Earnback of service credits in technology service agreements is an absurd concept that should be rooted out of contracts
As often seen, service credits are commonly used in technology service agreements to compensate clients for a service provider’s failure to meet a committed level of service. Whilst service credit mechanisms can range from simple to byzantine, earnback of service credits is one of the more egregious pieces of nonsense you can see in a service level agreement.
To take a step back, there is a social concept that you can somehow repay your bad actions to society by doing good works. It is a form of utilitarian philosophical thinking where the greater good can outweigh the bad; perhaps industrialised in the sale of indulgences back in Medieval times. Conceptually, a murderer can go to prison for many years to “pay their debt to society”, but they still killed somebody, nevertheless. So, the concept is based on some possibly dubious principles and which does not always survive robust scrutiny. Indeed, as often is the case with socio-philosophical inventions like this, there are conditions under which the simple equations fail, and the answer they produce is nonsense.

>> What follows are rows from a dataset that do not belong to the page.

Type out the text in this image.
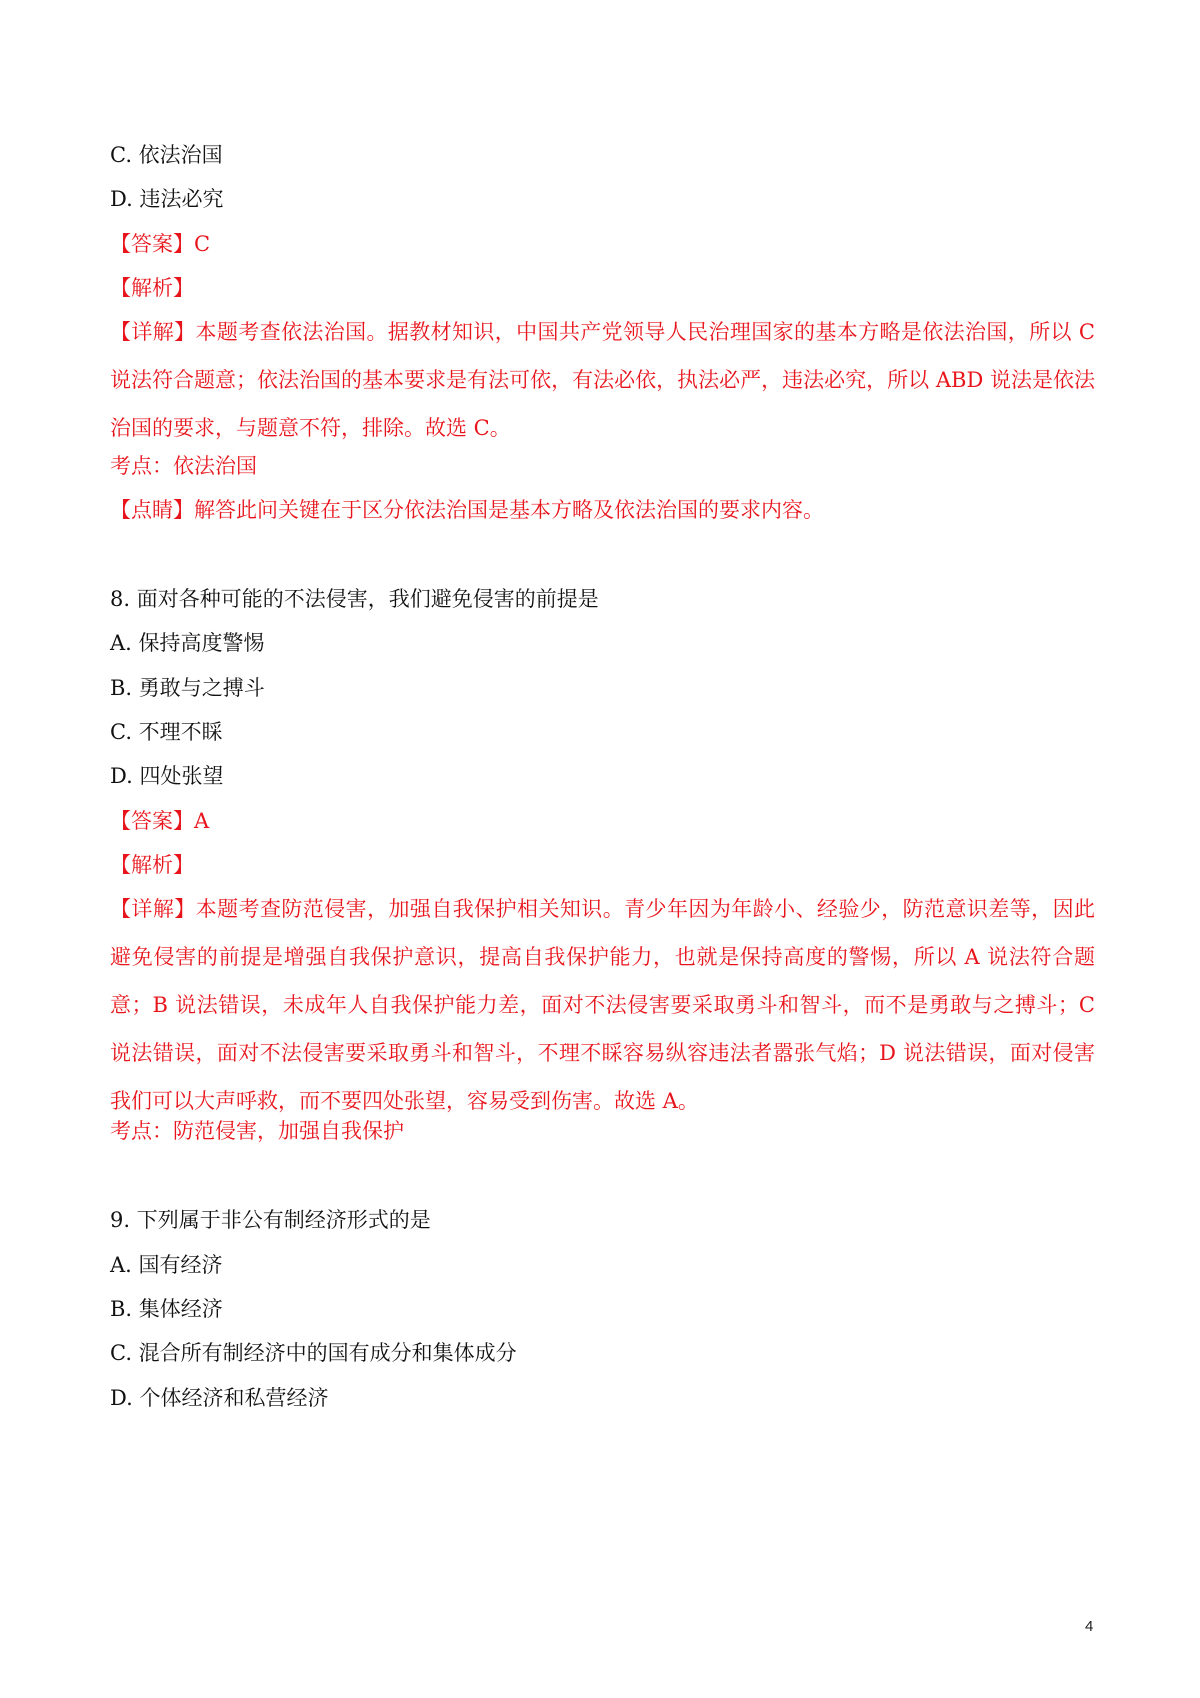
C. 依法治国
D. 违法必究
【答案】C
【解析】
【详解】本题考查依法治国。据教材知识，中国共产党领导人民治理国家的基本方略是依法治国，所以 C 说法符合题意；依法治国的基本要求是有法可依，有法必依，执法必严，违法必究，所以 ABD 说法是依法治国的要求，与题意不符，排除。故选 C。
考点：依法治国
【点睛】解答此问关键在于区分依法治国是基本方略及依法治国的要求内容。
8. 面对各种可能的不法侵害，我们避免侵害的前提是
A. 保持高度警惕
B. 勇敢与之搏斗
C. 不理不睬
D. 四处张望
【答案】A
【解析】
【详解】本题考查防范侵害，加强自我保护相关知识。青少年因为年龄小、经验少，防范意识差等，因此避免侵害的前提是增强自我保护意识，提高自我保护能力，也就是保持高度的警惕，所以 A 说法符合题意；B 说法错误，未成年人自我保护能力差，面对不法侵害要采取勇斗和智斗，而不是勇敢与之搏斗；C 说法错误，面对不法侵害要采取勇斗和智斗，不理不睬容易纵容违法者嚣张气焰；D 说法错误，面对侵害我们可以大声呼救，而不要四处张望，容易受到伤害。故选 A。
考点：防范侵害，加强自我保护
9. 下列属于非公有制经济形式的是
A. 国有经济
B. 集体经济
C. 混合所有制经济中的国有成分和集体成分
D. 个体经济和私营经济
4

As an aside, and I hesitate to bring it up, but if you want to test boundary conditions and how a rule, social or otherwise, works or doesn't work in extremis, then try applying the Jimmy Savile Test (OK, yuck). If you don't know, Jimmy Savile was a uniformly horrible person who curried favour with rich and famous people in the high strata of society with his apparent "good works" as a cover for his obscene behavior. The test is this: if somebody proposes a generic rule then you think to yourself "what about Jimmy Savile?", and if the answer is "Euw!", "No way!", "Disgusting!", then the rule is probably a bust.
Back to earnback, which in the context of a commercial service agreement, means the service provider doing some good works to overcome below par performance at some point in time. Those good works then exempt them from paying compensation to the client which would otherwise be payable for the poor performance. Timing-wise, the performance bump can be ex-ante where previous good works put money in the bank to credit against claims, or ex-post where the good works occur after the default. In the generality, it is all about the push and shove of risk transfer between client and service provider; earnback pushes back risk to the client.

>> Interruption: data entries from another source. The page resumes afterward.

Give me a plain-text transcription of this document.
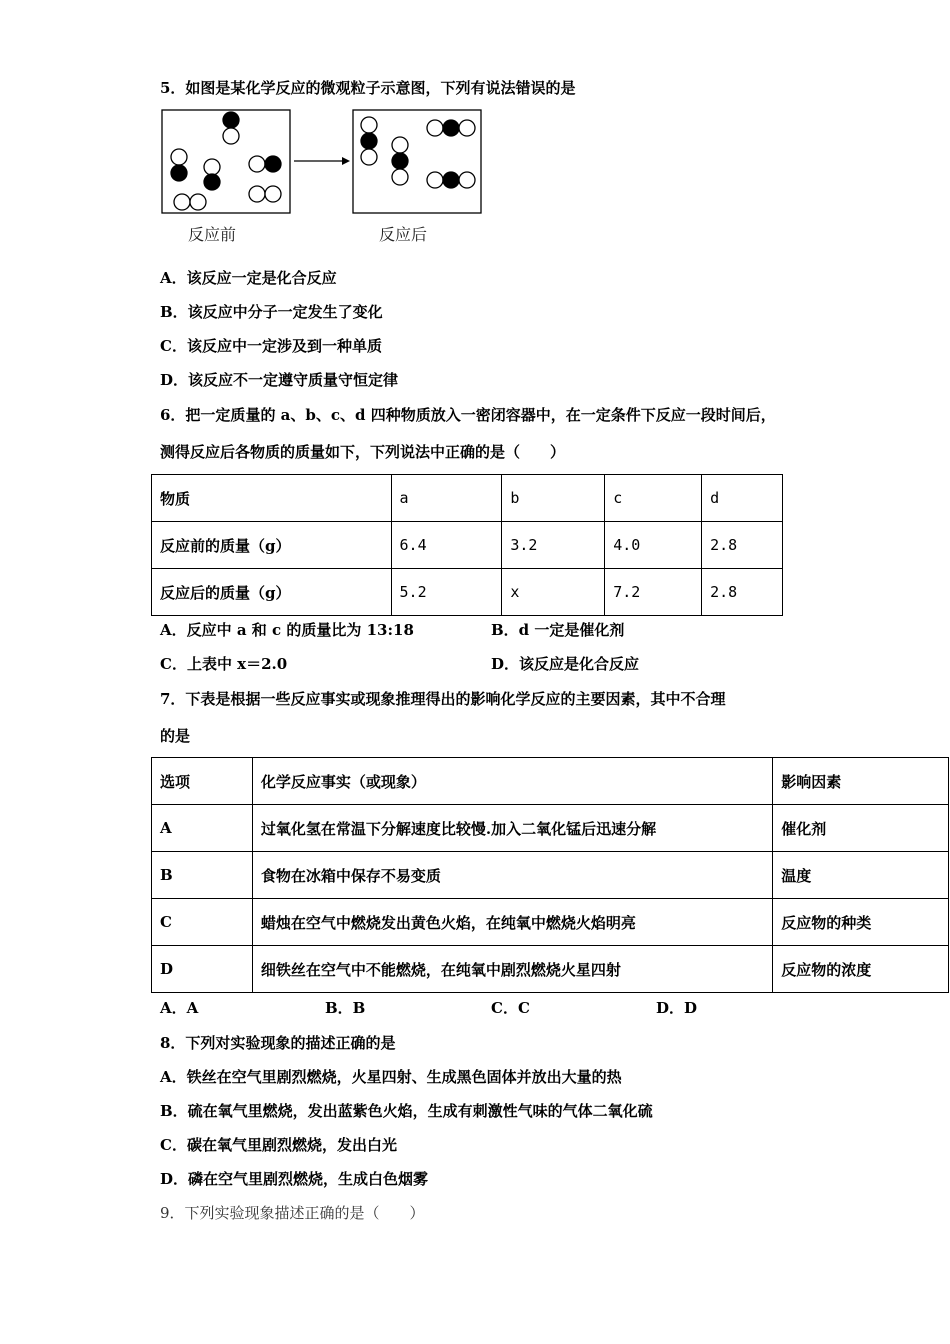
5．如图是某化学反应的微观粒子示意图，下列有说法错误的是
反应前	反应后
A．该反应一定是化合反应
B．该反应中分子一定发生了变化
C．该反应中一定涉及到一种单质
D．该反应不一定遵守质量守恒定律
6．把一定质量的 a、b、c、d 四种物质放入一密闭容器中，在一定条件下反应一段时间后，
测得反应后各物质的质量如下，下列说法中正确的是（　　）
物质	a	b	c	d
反应前的质量（g）	6.4	3.2	4.0	2.8
反应后的质量（g）	5.2	x	7.2	2.8
A．反应中 a 和 c 的质量比为 13:18	B．d 一定是催化剂
C．上表中 x＝2.0	D．该反应是化合反应
7．下表是根据一些反应事实或现象推理得出的影响化学反应的主要因素，其中不合理
的是
选项	化学反应事实（或现象）	影响因素
A	过氧化氢在常温下分解速度比较慢.加入二氧化锰后迅速分解	催化剂
B	食物在冰箱中保存不易变质	温度
C	蜡烛在空气中燃烧发出黄色火焰，在纯氧中燃烧火焰明亮	反应物的种类
D	细铁丝在空气中不能燃烧，在纯氧中剧烈燃烧火星四射	反应物的浓度
A．A	B．B	C．C	D．D
8．下列对实验现象的描述正确的是
A．铁丝在空气里剧烈燃烧，火星四射、生成黑色固体并放出大量的热
B．硫在氧气里燃烧，发出蓝紫色火焰，生成有刺激性气味的气体二氧化硫
C．碳在氧气里剧烈燃烧，发出白光
D．磷在空气里剧烈燃烧，生成白色烟雾
9．下列实验现象描述正确的是（　　）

As a principle, earnback of sorts could make sense for a development activity or manufacturing piecework process creating widgets where poor rate of production in one month can be offset by increased output in later months so that the same expected pile of widgets is created in the overall period, meeting the expected weighted average production rate.
However it makes little sense in an operating service where the service delivered is of its moment and the experience is transient. In the service world, a dog, as they say, is only as good as its last trick – not an average of its good and not so good tricks. Sometimes it makes even less sense…
Consider this typical earnback clause that you might find in a service agreement…
This says what it says which is that if the service provider behaves for three months following a service level default then they can play their “get out of jail free” card and not pay the service credit for their default. Graphically, it looks like this…
The story is: the service provider commits to deliver to a service level in the contract. They then default on that service level in Month N, and proceed to meet the service level in Months N+1 to N+3.
The earnback clause magically absolves them of paying for the default…by doing the job they are already being paid to do. This is patently absurd: why does doing that job same as any other time exempt them from paying the compensation? Thanks for nothing!
In the fetid atmosphere of the negotiating rooms when these types of clause were first invented (maybe the 1980s?) it probably all seemed to be a very clever manipulation of risk and incentives. You can see other examples of “cleverness” where complex mechanisms have been designed that don’t make sense in the cold light of today (e.g., service level escalator ratchets which don’t work in a multi-vendor SIAM setup).
In the hierarchy of performance metrics many of the older concepts like earnback of service credits fiddle in the bottom tier of technical performance measures whilst user experience burns: the client suffering an “All-Green Hell” SLA dashboard for a service that users hate passionately. Better to focus design efforts on performance regimes further up the pyramid…
So, root out earnback from your service agreements, let the service provider make its penance at the time of default and move on!